The CLOUD Act creates a framework for an executive agreement between the US and a foreign government that gives such requests legal force. Thus, a provider subject to the jurisdiction of a country with which the US has entered an executive agreement could be served with an order requesting customer data under the SCA and the provider would be compelled to disclose the data, even if the data was stored in the United States. The process for entering these executive agreements is already underway, as the US and the UK have already started negotiations. Nevertheless, the CLOUD Act provides that the US attorney general must certify that a country's legal environment provides certain legal protections, such as defending privacy and civil liberties, before a country can qualify for an executive agreement with US authorities.

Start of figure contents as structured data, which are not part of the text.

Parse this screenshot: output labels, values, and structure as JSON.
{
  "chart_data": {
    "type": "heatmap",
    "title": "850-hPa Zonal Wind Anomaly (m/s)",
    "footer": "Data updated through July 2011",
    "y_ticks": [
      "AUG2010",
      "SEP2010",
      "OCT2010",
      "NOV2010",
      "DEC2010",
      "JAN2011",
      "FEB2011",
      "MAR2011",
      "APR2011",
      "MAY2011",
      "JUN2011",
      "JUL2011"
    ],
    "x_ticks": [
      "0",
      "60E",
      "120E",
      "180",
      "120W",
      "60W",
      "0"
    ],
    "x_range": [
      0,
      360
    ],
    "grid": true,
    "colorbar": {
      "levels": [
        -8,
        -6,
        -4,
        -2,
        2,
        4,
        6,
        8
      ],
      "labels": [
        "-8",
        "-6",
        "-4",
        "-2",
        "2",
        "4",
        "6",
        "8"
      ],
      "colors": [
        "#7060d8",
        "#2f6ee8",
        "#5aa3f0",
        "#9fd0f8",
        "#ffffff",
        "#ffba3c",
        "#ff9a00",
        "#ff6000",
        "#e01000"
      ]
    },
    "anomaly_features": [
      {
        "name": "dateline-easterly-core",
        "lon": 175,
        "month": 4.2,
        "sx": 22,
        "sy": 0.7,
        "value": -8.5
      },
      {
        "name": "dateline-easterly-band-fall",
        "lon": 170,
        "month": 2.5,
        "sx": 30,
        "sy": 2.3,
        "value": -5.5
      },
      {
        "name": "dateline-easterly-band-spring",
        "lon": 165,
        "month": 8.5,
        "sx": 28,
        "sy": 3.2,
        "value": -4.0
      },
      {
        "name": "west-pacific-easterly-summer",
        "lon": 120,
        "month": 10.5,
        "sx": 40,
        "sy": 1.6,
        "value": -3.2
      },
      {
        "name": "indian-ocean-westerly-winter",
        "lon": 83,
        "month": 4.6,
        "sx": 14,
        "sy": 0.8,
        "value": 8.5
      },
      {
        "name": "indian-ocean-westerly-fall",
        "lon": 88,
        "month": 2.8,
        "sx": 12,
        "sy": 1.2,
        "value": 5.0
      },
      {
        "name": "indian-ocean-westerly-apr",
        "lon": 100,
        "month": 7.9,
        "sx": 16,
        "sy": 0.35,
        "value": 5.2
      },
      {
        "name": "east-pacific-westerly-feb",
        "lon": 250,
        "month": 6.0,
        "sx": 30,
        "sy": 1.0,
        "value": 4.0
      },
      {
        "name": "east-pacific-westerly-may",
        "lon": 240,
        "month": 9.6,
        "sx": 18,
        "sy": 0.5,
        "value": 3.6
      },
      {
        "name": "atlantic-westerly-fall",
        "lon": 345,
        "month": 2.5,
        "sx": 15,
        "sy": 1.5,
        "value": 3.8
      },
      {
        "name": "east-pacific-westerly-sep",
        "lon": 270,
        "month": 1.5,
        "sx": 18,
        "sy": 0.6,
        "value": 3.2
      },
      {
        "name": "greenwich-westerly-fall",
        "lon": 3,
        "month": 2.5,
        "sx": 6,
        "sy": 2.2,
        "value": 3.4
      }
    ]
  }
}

Third, the CLOUD Act created a new right for challenging mandatory disclosures when the data at issue is stored in a country with which the United States has an executive agreement.7 It permits providers served with an SCA legal process to file a motion to quash within 14 days of service to challenge the compelled production. A motion to quash or modify may be filed if the provider reasonably believes (1) that customer or subscriber whose data is sought is not a US citizen or legal resident and does not live in the United States, and (2) that the disclosure would create a material risk that the provider would violate the laws of a country with which the US has an executive agreement.

A court may only modify or quash an SCA legal process if it finds (1) that the disclosure would cause the provider to violate the laws of the country at issue; (2) that customer or subscriber whose data is sought is not a US citizen or legal resident and does not live in the United States; and (3) the "interests of justice" factors laid out in the statute8 favor the modification or quashing of the request.

Importantly, the CLOUD Act supplements and does not replace aspects of the current framework for seeking information abroad. The law explicitly preserves the right for a party to bring a challenge for "comity," which arises when a compelled protection conflicts with the law of the country in which production must be made.9 Further, the CLOUD Act also expressly states that it does not affect or modify the current process for seeking data under an MLAT if US authorities choose to utilize that route.10

Who should take particular notice of this alert

The CLOUD Act has a significant impact on international data sharing. Companies should be aware that the US government can now directly seek a warrant for data within the "possession, custody, or control" of providers that are based or operate in the United States, irrespective of where the data is stored. As such, foreign entities whose data would otherwise be outside of the US government's reach should pay particular attention to the CLOUD Act.

The rising tensions between US and European Union laws, predominately caused by the conflict of US enforcement efforts and the EU's focus on the right to data privacy, is of no surprise. Fortunately, challenges under the CLOUD Act to any personal data sought from EU member countries will likely be more robust in light of the upcoming application of the General Data Protection Regulation (GDPR). Thus, companies based outside of the US and US companies with foreign subsidiaries should consult with legal counsel about how the CLOUD Act will impact their respective entities' data.